We had come to mourn.
And we were happy about that.
So began our work with the Burrito Brigade, a group that makes vegan burritos for the homeless. This was our way of mourning.
Several years ago, a member of our family killed himself. Following the advice of the wisest person I know, we made up our minds to “be positive” and mourn him in positive ways. So every year around his birthday, we give a little of our time as a family to help someone else.
This year, we chopped potatoes, stripped kale, and diced tomatoes. As we worked together, we told old family stories, again.
And then we took ourselves out to lunch and toasted the man we all loved who is gone. We spoke his name with affection.
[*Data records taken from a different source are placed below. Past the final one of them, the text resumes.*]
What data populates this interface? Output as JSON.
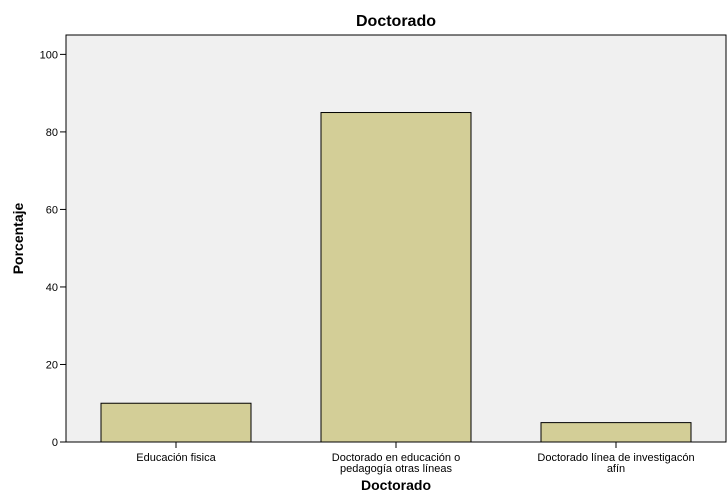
{
  "chart_data": {
    "type": "bar",
    "title": "Doctorado",
    "xlabel": "Doctorado",
    "ylabel": "Porcentaje",
    "ylim": [
      0,
      105
    ],
    "yticks": [
      0,
      20,
      40,
      60,
      80,
      100
    ],
    "categories": [
      [
        "Educación fisica"
      ],
      [
        "Doctorado en educación o",
        "pedagogía otras líneas"
      ],
      [
        "Doctorado línea de investigacón",
        "afín"
      ]
    ],
    "values": [
      10,
      85,
      5
    ],
    "grid": false,
    "legend": "none",
    "colors": {
      "plot_bg": "#F0F0F0",
      "bar_fill": "#D3CE97",
      "bar_stroke": "#000000"
    }
  }
}
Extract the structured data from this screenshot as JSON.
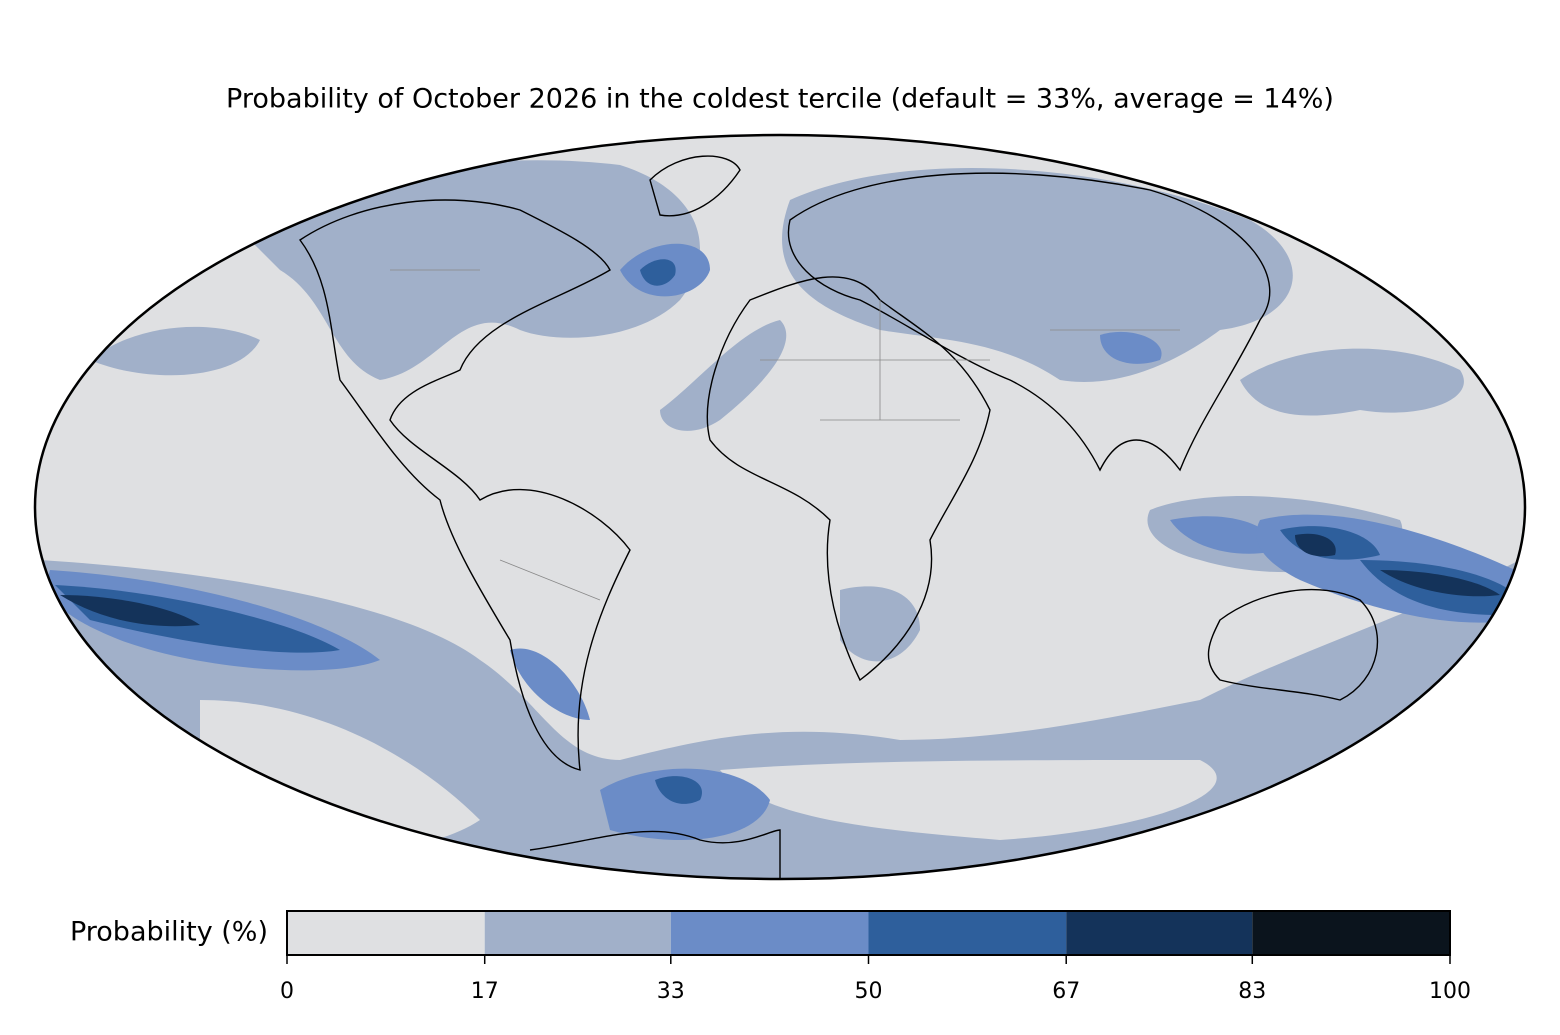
{
  "title": "Probability of October 2026 in the coldest tercile (default = 33%, average = 14%)",
  "colorbar": {
    "label": "Probability (%)",
    "lim": [
      0,
      100
    ],
    "ticks": [
      0,
      17,
      33,
      50,
      67,
      83,
      100
    ],
    "colors": [
      "#dfe0e2",
      "#a1b0c9",
      "#6b8cc7",
      "#2e5f9c",
      "#14335a",
      "#0b141d"
    ]
  }
}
Everyone went home feeling better.
Do something you feel good about. Dedicate the activity to the person you lost. Laugh with friends. Keep hydrated – drink lots of water. Keep a journal. Take naps. Play music. Get a pen pal. Make a memory book. Understand that healing comes a little bit at a time.
You can use your body to help. Run or dance or kick a ball or pound a pillow. Exercise releases feel-good chemicals and increases body temperature, which has calming effects.
Or maybe paint a picture. Whether it’s drawing, singing, spoken word, pounding a drum set, working with clay, or something else, creativity feels good. And feeling good is a much-needed break from sorrow.
Recreational drugs, alcohol, never sharing feelings, techno-escaping – these things seal in the grief. They actually keep you from mourning. Remember – to heal grief, you must first mourn.
You can mourn in positive ways. Grief can help you become a more understanding, compassionate person. None of us can avoid grief; however, all of us can experience it and become deeper, better human beings.
Grieving doesn’t make you imperfect. It makes you human.